The lovely thing I’ve learned, is that even with all that, with the TV and the cat, the chooks and the kids (one of whom chatters constantly, sometimes to the chooks, while watching TV), is that if I allow myself to cock my ear, to take a breath, exhale, and listen, the stories are always right there. All I have to do is tune in.

So, this year I finally finished the novel I started when I was pregnant with Mr Pixel. Yeah. 13 years. And although sleep deprivation took me on a very long detour via Utter Rubbish and the bog of Badly Written, I think it ended up somewhere a bit better, after all. I sent it off to a competition, anyway, a thing that crossed my feed about one day after I joined a romance writers’ group. I doubt anything will come of it, but you know. The point is that I did something with my writing, for the first time.

And then, amazingly, I started the next one, because I’ve been carrying these characters in my head for so long, too, that as soon as I was ready, out they popped, doing what they need to do.

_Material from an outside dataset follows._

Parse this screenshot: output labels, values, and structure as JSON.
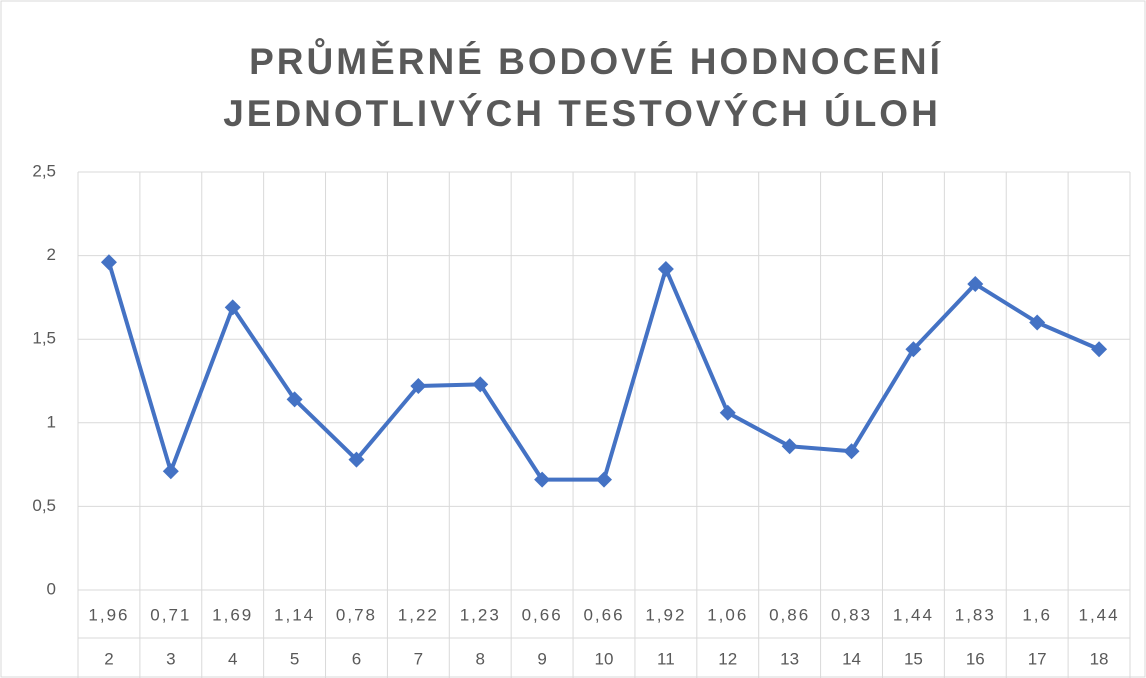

I easily caught two chapters on the laptop in the picture and even now, today – in a different writing space, writing something else altogether, I can dimly hear the sentences unfurling, as though the characters were just in the next room.

It’ll be Christmas in a couple days. I’ve still got shopping and wrapping and cooking to do and yes, cleaning, too. I’ll work in the garden and help CraftyFish with the impossible puzzle she’s doing, and spend time with Mum. The Skeptic and I have some urgent budgeting to do, and the garage needs to be cleaned out. But in between all that, in hours and half hours, here and there, I’ll keep writing. It’s who I am.